The UK government and the British exams regulator Ofqual are being threatened with legal action, as pressure mounts for a re-think over the awarding of grades.
Around 280,000 students there saw their grades fall by one grade or more from their predicted results following the introduction of a new 'moderation' algorithm.
Further confusion was added to the row on Saturday, when Ofqual suspended its own policy for students wishing to appeal their results.
Just hours after it published criteria for mock exam results to be considered as the basis of an appeal, the guidance was withdrawn and the regulator said it was reviewing the policy.

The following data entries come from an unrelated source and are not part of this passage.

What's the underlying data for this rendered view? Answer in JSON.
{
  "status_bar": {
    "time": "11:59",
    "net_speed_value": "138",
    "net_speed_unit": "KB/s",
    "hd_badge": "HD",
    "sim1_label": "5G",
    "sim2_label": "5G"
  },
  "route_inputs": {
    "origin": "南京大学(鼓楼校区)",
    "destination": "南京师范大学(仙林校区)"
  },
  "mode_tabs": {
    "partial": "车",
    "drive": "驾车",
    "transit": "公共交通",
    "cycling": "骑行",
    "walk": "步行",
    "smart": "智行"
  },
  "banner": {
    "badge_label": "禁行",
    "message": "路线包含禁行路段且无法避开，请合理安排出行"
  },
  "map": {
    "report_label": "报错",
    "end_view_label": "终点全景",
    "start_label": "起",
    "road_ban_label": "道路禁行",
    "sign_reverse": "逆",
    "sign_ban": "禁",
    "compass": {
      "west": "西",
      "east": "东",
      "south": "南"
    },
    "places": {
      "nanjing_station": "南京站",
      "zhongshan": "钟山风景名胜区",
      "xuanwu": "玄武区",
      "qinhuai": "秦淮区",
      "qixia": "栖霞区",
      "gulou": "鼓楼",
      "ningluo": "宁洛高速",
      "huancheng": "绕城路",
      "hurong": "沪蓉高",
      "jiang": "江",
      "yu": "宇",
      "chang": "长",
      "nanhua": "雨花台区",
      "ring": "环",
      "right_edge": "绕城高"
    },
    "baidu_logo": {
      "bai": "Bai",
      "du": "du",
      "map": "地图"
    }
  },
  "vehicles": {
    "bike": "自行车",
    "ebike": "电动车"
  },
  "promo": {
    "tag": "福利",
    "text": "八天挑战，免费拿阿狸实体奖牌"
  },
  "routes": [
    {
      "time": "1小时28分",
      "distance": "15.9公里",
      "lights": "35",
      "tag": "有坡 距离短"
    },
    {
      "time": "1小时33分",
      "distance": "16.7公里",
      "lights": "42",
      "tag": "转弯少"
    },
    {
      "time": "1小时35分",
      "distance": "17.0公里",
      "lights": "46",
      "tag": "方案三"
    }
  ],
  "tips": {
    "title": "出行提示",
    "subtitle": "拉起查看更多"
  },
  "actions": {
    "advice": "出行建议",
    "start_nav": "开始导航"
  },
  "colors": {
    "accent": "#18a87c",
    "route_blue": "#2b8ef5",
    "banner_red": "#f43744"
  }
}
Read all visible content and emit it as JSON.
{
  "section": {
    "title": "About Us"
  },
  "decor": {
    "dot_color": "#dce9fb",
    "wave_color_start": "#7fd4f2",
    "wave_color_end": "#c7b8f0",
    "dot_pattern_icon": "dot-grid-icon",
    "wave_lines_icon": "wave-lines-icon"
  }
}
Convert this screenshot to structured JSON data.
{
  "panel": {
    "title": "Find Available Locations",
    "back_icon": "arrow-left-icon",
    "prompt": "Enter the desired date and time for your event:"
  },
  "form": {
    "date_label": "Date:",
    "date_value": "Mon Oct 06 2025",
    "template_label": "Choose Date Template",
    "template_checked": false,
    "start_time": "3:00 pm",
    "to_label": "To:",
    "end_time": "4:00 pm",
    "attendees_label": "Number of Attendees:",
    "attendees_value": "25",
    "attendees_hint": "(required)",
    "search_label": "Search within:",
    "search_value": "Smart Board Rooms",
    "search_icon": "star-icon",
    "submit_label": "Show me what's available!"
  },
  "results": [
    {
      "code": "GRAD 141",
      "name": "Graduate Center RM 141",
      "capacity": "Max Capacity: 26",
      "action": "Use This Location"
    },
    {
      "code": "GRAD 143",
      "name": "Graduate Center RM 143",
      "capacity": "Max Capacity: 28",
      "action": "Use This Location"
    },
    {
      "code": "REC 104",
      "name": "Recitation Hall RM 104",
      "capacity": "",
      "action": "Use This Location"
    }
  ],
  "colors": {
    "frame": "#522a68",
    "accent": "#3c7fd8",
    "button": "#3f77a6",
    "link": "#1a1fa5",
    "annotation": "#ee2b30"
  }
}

George Parker is the political editor of the Financial Times.
He told On The Record that this is just the latest headache for British Prime Minister Boris Johnson.
"His approval ratings regarding the coronavirus have fallen sharply over the last few months, he was seen as having locked the country down far too late.
"We have ended up with the highest deaths I think in Europe, and certainly the worst economic hit of any of the G7 countries".
"We're in the middle of a bit of an exams fiasco at the moment as well - so as a result a lot of trust in Boris Johnson I think has evaporated and it's crucial for him that he gets out of this quickly and that he somehow finds a way of putting the economy back on track in an orderly sort of way".
"Basically Scotland and the rest of the UK have used a similar type of thing where kids haven't been able to sit their exams.
"As a result, the results have been based on teacher predictions - but then they've been standardised, or in practice downgraded, using a computer algorithm.
"The problem with the algorithm used in the UK is that it basically discriminates against bright children... in other words, the algorithm looks at the past record of a school in question: say you might be a bright kid who's been predicted three A stars for example.
"But because in the past that school hasn't done very well, you end up with your grades being downgraded.
"So as a result, you've got a lot of bright kids - the very kids that Boris Johnson says he wants to help - who are losing out on places at prestigious universities simply because the computer says no."
It comes after the Scottish government apologised to students there over downgraded exam results.
Scotland's First Minister Nicola Sturgeon admitted her government did not get it right over local exam results, amid concerns that pupils from poorer areas were unfairly affected by a moderation formula to calculate final results.
With no central exams there because of the COVID-19 pandemic, similar to Ireland, teachers graded pupils and the grades were then moderated by academic boards.
Speaking last week, Labour's education spokesman Aodhán Ó Ríordáin said: "In fairness to the Scottish system, even though they gave all the reassurances that were given in Ireland, the first minister has apologised and says they're going to try and correct it".
"I really hope I'm wrong - and we really hope that we're wrong - but on the 7th and 8th of September if it turns out that we're right, Government have to be in a position to correct it".
"There's an appeals process that only affects the way the exam result was arrived at - basically the totting up of the numbers, not the actual grade itself, this is the issue.
"You can only appeal the mechanics rather than the grade, and that's a difficulty that students are going to have."